In Egypt, where international tobacco giant Philip Morris runs training courses
for customs officials to combat smuggling that might undercut its market, the
company was presented with a certificate of appreciation by the finance ministry
for paying its taxes on time. The tobacco industry has long sought to gain
leverage and improve its reputation through Corporate Social Responsibility
(CSR) initiatives, a tactic it perfected in America and Europe as awareness grew
about the dangers of tobacco.
Cynically, having been rumbled in the West, it is now at the same game in the
region and in various initiatives in Egypt, Jordan, Lebanon and Pakistan, has
even exploited the COVID-19 pandemic “to gain public endorsement and access
senior government officials.”Perhaps the worst example of cynical CSR was in
Iraq in 2020, when “the Ministry of Trade distributed locally produced Somar
brand cigarettes together with the items of the free food ration program
distributed as an assistance to poor families.”
Official conflicts of interest, meanwhile, are rife, but perhaps the most brazen
is the fact that several countries, including Egypt (Eastern Tobacco Company)
and Lebanon (Regie), have state-owned tobacco companies.
Governments are, quite literally, profiting from the death of the citizens they
are supposed to be protecting. According to the American Cancer Society’s annual
Tobacco Atlas, in the eight countries featured in the WHO’s Industry
Interference Index, more than 360,000 people die of tobacco-related diseases
every year. In the time of COVID, we have become used to reading about
unspeakably high death tolls. To date, over 5.7 million lives have been lost to
the coronavirus that emerged in China in December 2019.
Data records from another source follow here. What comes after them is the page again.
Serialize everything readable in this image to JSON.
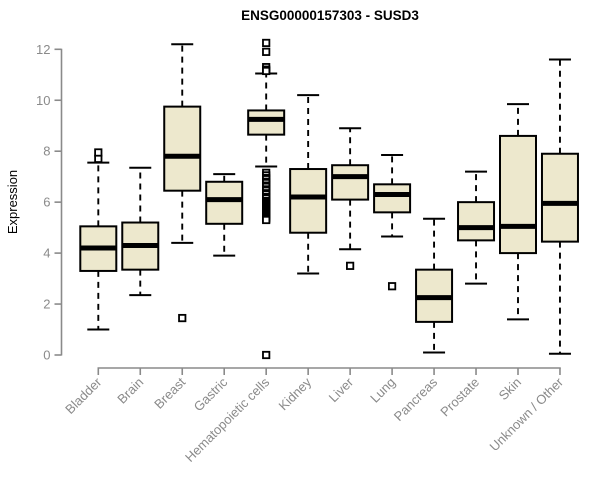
{
  "chart_data": {
    "type": "boxplot",
    "title": "ENSG00000157303 - SUSD3",
    "ylabel": "Expression",
    "xlabel": "",
    "ylim": [
      0,
      12
    ],
    "yticks": [
      0,
      2,
      4,
      6,
      8,
      10,
      12
    ],
    "grid": false,
    "legend": "none",
    "categories": [
      "Bladder",
      "Brain",
      "Breast",
      "Gastric",
      "Hematopoietic cells",
      "Kidney",
      "Liver",
      "Lung",
      "Pancreas",
      "Prostate",
      "Skin",
      "Unknown / Other"
    ],
    "series": [
      {
        "category": "Bladder",
        "whisker_low": 1.0,
        "q1": 3.3,
        "median": 4.2,
        "q3": 5.05,
        "whisker_high": 7.55,
        "outliers": [
          7.7,
          7.95
        ]
      },
      {
        "category": "Brain",
        "whisker_low": 2.35,
        "q1": 3.35,
        "median": 4.3,
        "q3": 5.2,
        "whisker_high": 7.35,
        "outliers": []
      },
      {
        "category": "Breast",
        "whisker_low": 4.4,
        "q1": 6.45,
        "median": 7.8,
        "q3": 9.75,
        "whisker_high": 12.2,
        "outliers": [
          1.45
        ]
      },
      {
        "category": "Gastric",
        "whisker_low": 3.9,
        "q1": 5.15,
        "median": 6.1,
        "q3": 6.8,
        "whisker_high": 7.1,
        "outliers": []
      },
      {
        "category": "Hematopoietic cells",
        "whisker_low": 7.4,
        "q1": 8.65,
        "median": 9.25,
        "q3": 9.6,
        "whisker_high": 11.05,
        "outliers": [
          12.25,
          11.9,
          11.3,
          11.2,
          11.15,
          7.15,
          7.05,
          6.95,
          6.9,
          6.8,
          6.75,
          6.65,
          6.6,
          6.5,
          6.45,
          6.35,
          6.3,
          6.2,
          6.15,
          6.05,
          6.0,
          5.95,
          5.9,
          5.85,
          5.8,
          5.75,
          5.7,
          5.65,
          5.6,
          5.55,
          5.5,
          5.45,
          5.4,
          5.35,
          5.3,
          0.0
        ]
      },
      {
        "category": "Kidney",
        "whisker_low": 3.2,
        "q1": 4.8,
        "median": 6.2,
        "q3": 7.3,
        "whisker_high": 10.2,
        "outliers": []
      },
      {
        "category": "Liver",
        "whisker_low": 4.15,
        "q1": 6.1,
        "median": 7.0,
        "q3": 7.45,
        "whisker_high": 8.9,
        "outliers": [
          3.5
        ]
      },
      {
        "category": "Lung",
        "whisker_low": 4.65,
        "q1": 5.6,
        "median": 6.3,
        "q3": 6.7,
        "whisker_high": 7.85,
        "outliers": [
          2.7
        ]
      },
      {
        "category": "Pancreas",
        "whisker_low": 0.1,
        "q1": 1.3,
        "median": 2.25,
        "q3": 3.35,
        "whisker_high": 5.35,
        "outliers": []
      },
      {
        "category": "Prostate",
        "whisker_low": 2.8,
        "q1": 4.5,
        "median": 5.0,
        "q3": 6.0,
        "whisker_high": 7.2,
        "outliers": []
      },
      {
        "category": "Skin",
        "whisker_low": 1.4,
        "q1": 4.0,
        "median": 5.05,
        "q3": 8.6,
        "whisker_high": 9.85,
        "outliers": []
      },
      {
        "category": "Unknown / Other",
        "whisker_low": 0.05,
        "q1": 4.45,
        "median": 5.95,
        "q3": 7.9,
        "whisker_high": 11.6,
        "outliers": []
      }
    ],
    "colors": {
      "box_fill": "#EDE8CD",
      "box_stroke": "#000000",
      "median": "#000000",
      "whisker": "#000000",
      "outlier_fill": "#FFFFFF",
      "axis": "#8A8A8A",
      "title": "#000000",
      "background": "#FFFFFF"
    }
  }
}
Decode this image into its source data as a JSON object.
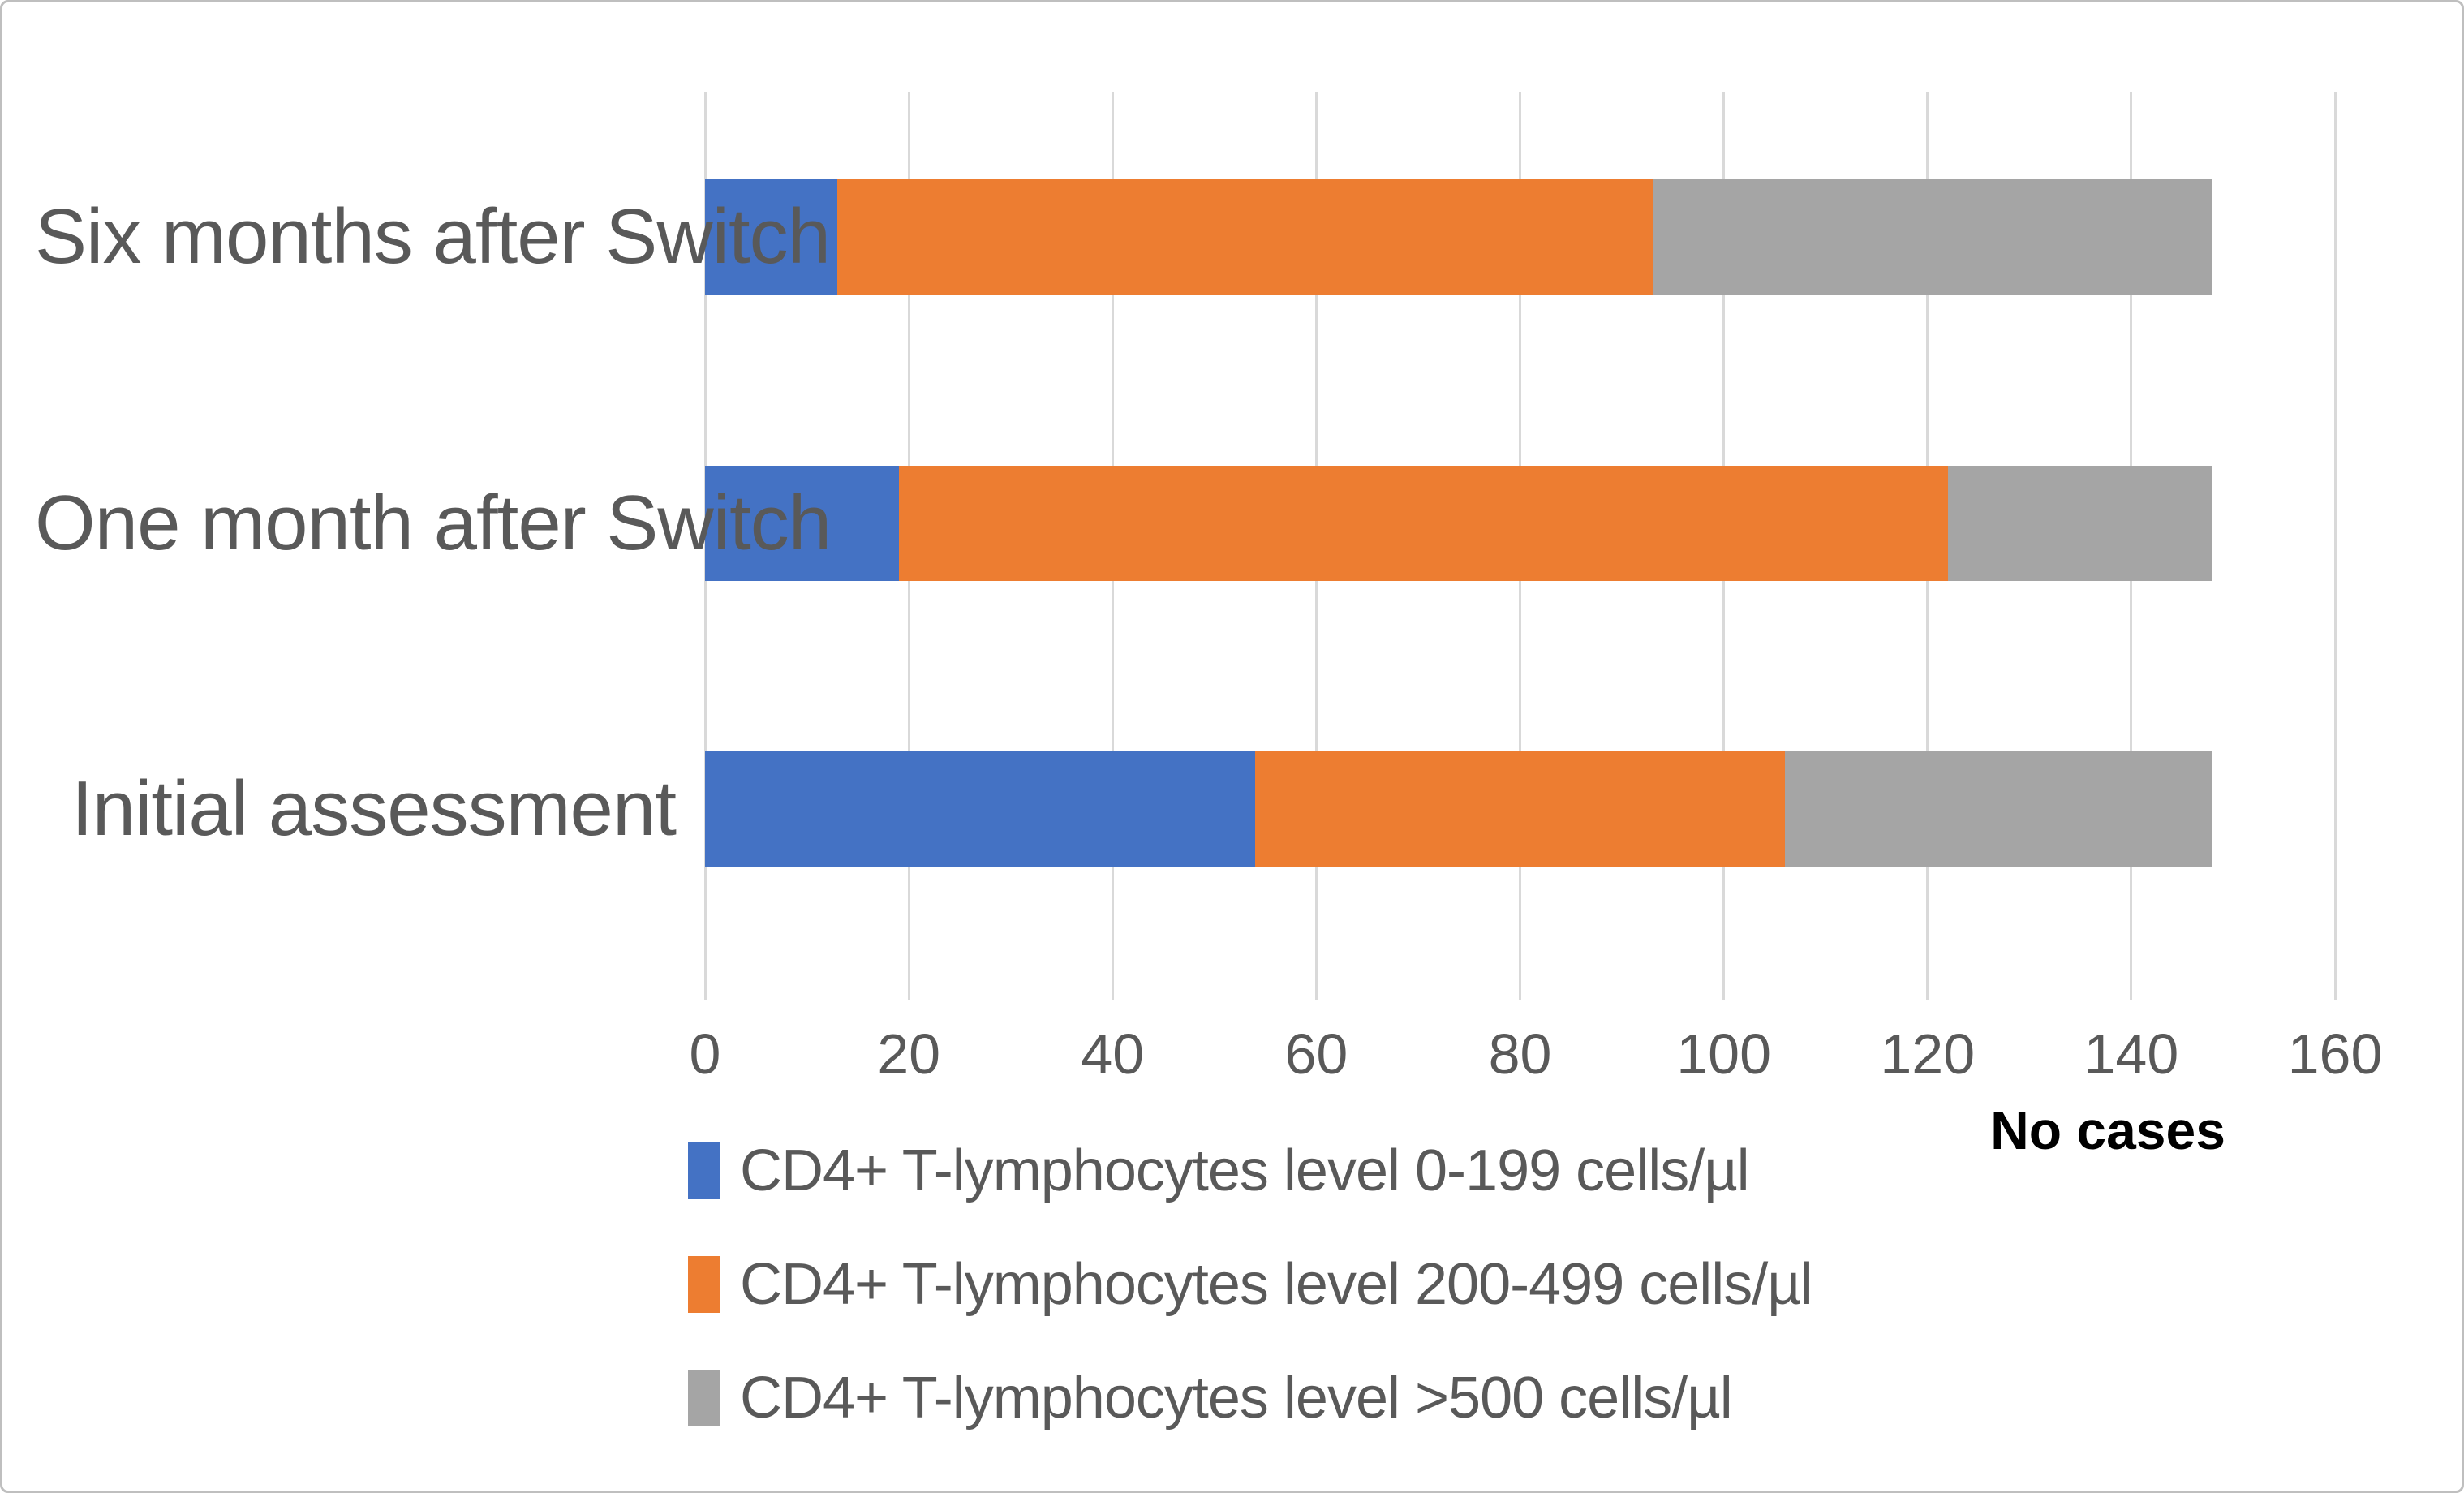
{
  "chart_data": {
    "type": "bar",
    "orientation": "horizontal",
    "stacked": true,
    "title": "",
    "xlabel": "No cases",
    "ylabel": "",
    "categories": [
      "Six months after Switch",
      "One month after Switch",
      "Initial assessment"
    ],
    "series": [
      {
        "name": "CD4+ T-lymphocytes level 0-199 cells/µl",
        "color": "#4472C4",
        "values": [
          13,
          19,
          54
        ]
      },
      {
        "name": "CD4+ T-lymphocytes level 200-499 cells/µl",
        "color": "#ED7D31",
        "values": [
          80,
          103,
          52
        ]
      },
      {
        "name": "CD4+ T-lymphocytes level >500 cells/µl",
        "color": "#A5A5A5",
        "values": [
          55,
          26,
          42
        ]
      }
    ],
    "category_totals": [
      148,
      148,
      148
    ],
    "x_ticks": [
      0,
      20,
      40,
      60,
      80,
      100,
      120,
      140,
      160
    ],
    "xlim": [
      0,
      160
    ],
    "grid": true,
    "legend_position": "bottom-left"
  },
  "colors": {
    "gridline": "#D9D9D9",
    "axis_text": "#595959",
    "category_text": "#595959",
    "legend_text": "#595959",
    "axis_title_text": "#000000",
    "frame_border": "#BFBFBF",
    "background": "#FFFFFF"
  }
}
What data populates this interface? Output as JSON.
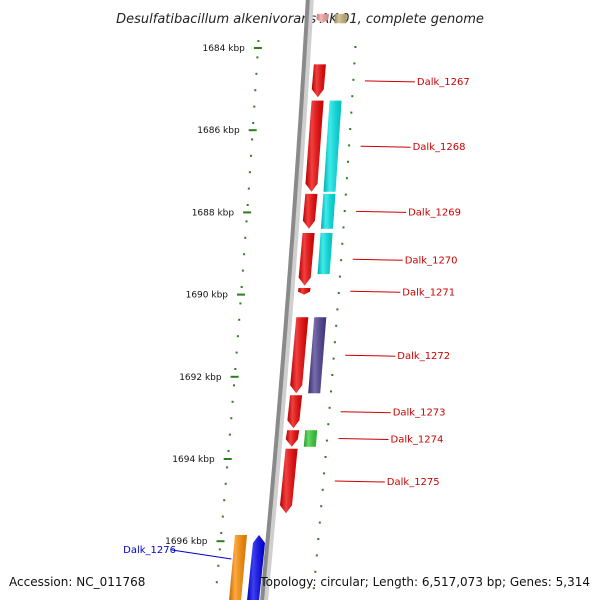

The greater risk we are ignoring, however, is that each and every year the
tobacco pandemic, against which the only vaccination is education and determined
public-health policies, kills millions of people.
The result is the extraordinary and shameful spectacle of governments doing
their best to end the curse of COVID-19, while on the other hand blithely
encouraging the growth of the even more lethal pandemic of tobacco.